Petrol was 136.8p per litre last week, according to government tracking, external, while diesel was 146.1p per litre.

The CMA report, external found that fuel prices had fallen “significantly” since it last studied the issue in 2023, largely due to lower oil prices.

However, it said profit margins on fuel for both supermarket and non-supermarket retailers were “historically high”.

“Average fuel margins on a percentage basis have continued to increase for both supermarket and non-supermarket retailers,” it said.

The report noted fuel retailers’ arguments that their operating costs had increased, but if this were the case, “we would expect to see this reflected in declining profit margins”.

The CMA said if there was more competition, drivers would see better fuel prices at the pump.

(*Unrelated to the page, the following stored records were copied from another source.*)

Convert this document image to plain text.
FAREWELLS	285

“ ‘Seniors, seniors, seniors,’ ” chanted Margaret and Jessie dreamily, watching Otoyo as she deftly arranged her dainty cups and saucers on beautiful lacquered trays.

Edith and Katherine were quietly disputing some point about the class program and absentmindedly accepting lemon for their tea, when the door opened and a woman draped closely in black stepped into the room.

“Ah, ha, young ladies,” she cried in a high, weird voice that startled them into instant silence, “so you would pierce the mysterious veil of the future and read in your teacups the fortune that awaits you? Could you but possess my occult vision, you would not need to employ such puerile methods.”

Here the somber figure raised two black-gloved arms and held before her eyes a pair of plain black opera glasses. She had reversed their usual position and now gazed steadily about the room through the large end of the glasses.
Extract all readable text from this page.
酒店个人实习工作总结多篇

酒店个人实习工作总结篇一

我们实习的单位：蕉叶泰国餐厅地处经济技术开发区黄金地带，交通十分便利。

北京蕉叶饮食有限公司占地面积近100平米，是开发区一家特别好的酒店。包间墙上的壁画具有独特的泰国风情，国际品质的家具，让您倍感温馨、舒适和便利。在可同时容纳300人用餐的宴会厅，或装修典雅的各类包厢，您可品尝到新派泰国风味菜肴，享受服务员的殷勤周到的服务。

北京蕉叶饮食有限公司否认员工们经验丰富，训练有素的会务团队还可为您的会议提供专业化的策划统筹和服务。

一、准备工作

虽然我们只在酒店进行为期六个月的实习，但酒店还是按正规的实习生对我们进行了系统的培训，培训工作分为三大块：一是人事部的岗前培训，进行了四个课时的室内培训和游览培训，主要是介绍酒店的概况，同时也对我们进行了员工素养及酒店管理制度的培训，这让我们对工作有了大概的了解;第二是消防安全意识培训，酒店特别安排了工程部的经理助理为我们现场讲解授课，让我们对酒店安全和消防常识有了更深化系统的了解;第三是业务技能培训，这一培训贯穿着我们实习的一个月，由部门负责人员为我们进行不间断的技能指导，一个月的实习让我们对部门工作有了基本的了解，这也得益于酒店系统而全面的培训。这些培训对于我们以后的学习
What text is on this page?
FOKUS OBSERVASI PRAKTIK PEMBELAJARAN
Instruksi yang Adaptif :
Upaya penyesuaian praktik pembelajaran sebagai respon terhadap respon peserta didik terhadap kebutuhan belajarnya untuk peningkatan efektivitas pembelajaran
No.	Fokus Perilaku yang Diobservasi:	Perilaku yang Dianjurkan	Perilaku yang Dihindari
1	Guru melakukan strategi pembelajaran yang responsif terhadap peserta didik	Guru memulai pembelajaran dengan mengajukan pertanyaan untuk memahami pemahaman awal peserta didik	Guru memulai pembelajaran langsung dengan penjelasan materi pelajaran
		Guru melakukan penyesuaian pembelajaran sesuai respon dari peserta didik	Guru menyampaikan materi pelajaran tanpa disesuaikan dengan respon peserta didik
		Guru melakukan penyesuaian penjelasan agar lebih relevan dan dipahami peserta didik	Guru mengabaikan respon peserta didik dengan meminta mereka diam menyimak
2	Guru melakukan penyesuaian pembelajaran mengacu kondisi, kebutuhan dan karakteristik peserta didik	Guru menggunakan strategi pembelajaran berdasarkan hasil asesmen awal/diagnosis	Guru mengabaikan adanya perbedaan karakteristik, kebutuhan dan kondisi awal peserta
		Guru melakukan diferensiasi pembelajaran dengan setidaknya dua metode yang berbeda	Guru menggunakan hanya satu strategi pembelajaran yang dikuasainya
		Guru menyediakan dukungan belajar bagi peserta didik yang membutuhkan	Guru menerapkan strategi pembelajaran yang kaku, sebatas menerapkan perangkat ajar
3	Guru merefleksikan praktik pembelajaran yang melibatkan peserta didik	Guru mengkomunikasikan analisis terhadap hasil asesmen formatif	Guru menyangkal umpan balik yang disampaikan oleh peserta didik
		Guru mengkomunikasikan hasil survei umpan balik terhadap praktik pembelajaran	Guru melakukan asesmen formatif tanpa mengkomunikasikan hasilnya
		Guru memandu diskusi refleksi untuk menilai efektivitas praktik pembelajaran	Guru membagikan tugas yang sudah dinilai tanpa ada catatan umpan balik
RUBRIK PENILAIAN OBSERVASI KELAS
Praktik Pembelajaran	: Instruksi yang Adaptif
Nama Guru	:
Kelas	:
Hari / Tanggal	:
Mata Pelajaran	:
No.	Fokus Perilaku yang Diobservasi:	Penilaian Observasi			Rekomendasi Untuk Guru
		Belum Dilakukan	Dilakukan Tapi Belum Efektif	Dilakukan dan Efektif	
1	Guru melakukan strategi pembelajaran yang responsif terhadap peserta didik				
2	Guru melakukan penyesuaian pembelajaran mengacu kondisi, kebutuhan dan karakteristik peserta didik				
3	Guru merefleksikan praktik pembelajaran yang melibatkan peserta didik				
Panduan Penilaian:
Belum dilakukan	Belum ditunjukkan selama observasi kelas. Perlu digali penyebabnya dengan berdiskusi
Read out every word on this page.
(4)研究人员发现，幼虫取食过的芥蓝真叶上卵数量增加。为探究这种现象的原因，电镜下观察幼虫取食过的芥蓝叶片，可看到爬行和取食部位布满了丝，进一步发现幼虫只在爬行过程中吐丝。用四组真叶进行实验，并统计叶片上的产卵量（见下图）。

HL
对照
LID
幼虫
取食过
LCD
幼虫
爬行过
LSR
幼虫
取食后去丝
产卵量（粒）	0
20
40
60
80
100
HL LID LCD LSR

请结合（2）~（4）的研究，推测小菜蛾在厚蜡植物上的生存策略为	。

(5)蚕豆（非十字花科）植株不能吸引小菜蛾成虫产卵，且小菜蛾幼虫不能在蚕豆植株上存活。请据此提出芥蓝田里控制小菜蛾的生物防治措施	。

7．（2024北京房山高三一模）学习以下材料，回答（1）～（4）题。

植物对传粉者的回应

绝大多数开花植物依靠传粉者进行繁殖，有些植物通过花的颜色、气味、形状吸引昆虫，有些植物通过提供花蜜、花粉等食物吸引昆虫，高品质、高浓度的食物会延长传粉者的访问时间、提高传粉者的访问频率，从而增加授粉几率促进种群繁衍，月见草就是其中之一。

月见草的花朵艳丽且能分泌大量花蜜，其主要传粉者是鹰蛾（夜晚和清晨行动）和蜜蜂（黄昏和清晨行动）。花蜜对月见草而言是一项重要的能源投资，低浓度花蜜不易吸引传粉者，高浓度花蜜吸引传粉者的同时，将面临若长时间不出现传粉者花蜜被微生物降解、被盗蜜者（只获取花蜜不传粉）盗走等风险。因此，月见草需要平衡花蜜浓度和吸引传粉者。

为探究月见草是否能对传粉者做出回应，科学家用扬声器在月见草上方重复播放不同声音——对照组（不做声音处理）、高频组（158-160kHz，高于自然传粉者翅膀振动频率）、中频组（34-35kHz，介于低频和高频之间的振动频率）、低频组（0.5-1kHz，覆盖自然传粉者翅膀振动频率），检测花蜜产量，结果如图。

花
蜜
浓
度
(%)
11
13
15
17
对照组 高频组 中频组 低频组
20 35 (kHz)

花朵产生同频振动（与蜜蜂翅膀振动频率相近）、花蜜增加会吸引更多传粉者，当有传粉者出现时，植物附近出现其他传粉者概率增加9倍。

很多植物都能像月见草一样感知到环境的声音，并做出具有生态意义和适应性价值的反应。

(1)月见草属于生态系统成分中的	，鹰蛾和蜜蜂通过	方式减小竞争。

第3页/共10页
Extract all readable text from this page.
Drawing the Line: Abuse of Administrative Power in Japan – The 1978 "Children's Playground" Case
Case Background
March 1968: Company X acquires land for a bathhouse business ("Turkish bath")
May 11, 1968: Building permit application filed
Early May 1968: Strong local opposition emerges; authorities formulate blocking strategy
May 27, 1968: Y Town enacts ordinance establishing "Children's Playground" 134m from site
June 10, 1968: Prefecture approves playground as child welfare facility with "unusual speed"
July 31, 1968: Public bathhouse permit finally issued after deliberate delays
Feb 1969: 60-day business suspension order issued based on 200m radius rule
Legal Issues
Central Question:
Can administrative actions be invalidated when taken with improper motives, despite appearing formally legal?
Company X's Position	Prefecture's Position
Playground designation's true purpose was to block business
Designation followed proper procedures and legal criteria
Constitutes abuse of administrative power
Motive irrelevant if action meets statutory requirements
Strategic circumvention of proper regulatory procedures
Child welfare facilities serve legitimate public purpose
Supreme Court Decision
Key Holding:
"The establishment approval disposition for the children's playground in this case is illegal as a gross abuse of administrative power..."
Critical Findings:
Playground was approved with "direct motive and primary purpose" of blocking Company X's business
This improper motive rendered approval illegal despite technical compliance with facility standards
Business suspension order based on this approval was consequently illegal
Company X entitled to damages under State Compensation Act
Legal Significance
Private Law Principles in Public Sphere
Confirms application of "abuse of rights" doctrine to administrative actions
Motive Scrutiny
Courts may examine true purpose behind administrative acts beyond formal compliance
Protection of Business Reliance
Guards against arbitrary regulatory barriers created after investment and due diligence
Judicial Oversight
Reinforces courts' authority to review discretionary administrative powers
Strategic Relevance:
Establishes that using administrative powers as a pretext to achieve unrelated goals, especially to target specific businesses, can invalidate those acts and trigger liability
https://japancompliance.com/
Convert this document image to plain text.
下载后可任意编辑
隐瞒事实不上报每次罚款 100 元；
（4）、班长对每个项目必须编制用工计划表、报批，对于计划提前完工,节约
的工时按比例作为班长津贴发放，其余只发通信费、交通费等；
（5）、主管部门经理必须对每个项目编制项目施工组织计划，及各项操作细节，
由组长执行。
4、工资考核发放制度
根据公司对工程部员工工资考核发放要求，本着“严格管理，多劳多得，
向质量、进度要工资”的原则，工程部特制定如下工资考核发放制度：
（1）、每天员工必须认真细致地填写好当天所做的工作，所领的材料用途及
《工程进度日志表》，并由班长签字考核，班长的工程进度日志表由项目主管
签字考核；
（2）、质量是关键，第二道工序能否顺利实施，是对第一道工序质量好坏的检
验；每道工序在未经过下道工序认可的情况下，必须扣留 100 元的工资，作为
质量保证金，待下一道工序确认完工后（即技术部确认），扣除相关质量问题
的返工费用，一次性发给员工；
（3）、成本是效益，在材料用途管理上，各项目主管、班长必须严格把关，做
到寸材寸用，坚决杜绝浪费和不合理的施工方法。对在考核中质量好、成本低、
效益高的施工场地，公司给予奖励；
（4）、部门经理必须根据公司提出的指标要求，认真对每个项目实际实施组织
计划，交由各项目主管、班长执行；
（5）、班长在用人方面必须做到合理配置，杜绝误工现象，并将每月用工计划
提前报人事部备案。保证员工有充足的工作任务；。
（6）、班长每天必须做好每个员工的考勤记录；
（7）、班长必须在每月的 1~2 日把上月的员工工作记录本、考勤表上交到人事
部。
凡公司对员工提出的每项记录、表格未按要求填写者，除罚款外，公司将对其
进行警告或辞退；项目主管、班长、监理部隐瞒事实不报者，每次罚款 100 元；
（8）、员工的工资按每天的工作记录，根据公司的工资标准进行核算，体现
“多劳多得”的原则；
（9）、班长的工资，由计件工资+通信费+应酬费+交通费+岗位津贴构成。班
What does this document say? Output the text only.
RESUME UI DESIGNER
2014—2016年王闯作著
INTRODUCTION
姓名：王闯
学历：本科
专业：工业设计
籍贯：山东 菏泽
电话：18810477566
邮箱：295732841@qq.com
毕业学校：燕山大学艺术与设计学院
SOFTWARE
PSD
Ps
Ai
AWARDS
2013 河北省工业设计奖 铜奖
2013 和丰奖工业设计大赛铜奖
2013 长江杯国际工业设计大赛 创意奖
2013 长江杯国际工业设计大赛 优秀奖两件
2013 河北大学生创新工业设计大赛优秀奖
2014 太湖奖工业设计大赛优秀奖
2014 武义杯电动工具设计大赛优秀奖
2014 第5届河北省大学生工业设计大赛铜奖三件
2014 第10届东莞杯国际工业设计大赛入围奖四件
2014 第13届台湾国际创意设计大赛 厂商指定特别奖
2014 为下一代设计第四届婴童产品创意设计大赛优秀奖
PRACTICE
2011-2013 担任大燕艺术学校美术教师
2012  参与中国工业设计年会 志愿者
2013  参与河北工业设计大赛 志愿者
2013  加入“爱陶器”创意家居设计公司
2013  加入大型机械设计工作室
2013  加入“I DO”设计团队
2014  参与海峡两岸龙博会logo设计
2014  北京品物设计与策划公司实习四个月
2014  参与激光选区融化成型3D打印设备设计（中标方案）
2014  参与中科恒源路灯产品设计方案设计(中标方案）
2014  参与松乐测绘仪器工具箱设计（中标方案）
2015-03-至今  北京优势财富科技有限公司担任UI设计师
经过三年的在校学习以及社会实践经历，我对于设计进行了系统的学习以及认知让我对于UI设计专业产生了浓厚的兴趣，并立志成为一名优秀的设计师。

Retailers will have to sign up to the planned fuel finder scheme and report price changes within 30 minutes of them being implemented.

The CMA said the finder would be accessible through apps and satnavs, and allow drivers to easily compare prices.

“In turn, this should incentivise retailers to compete harder for customers, placing downward pressure on prices.”

Dan Turnbull, senior director of markets at the CMA, said: “Fuel margins remain at persistently high levels – and our new analysis shows operating costs do not explain this.

“We know fuel costs are a big issue for drivers, especially at this time of year with millions making journeys across the country.”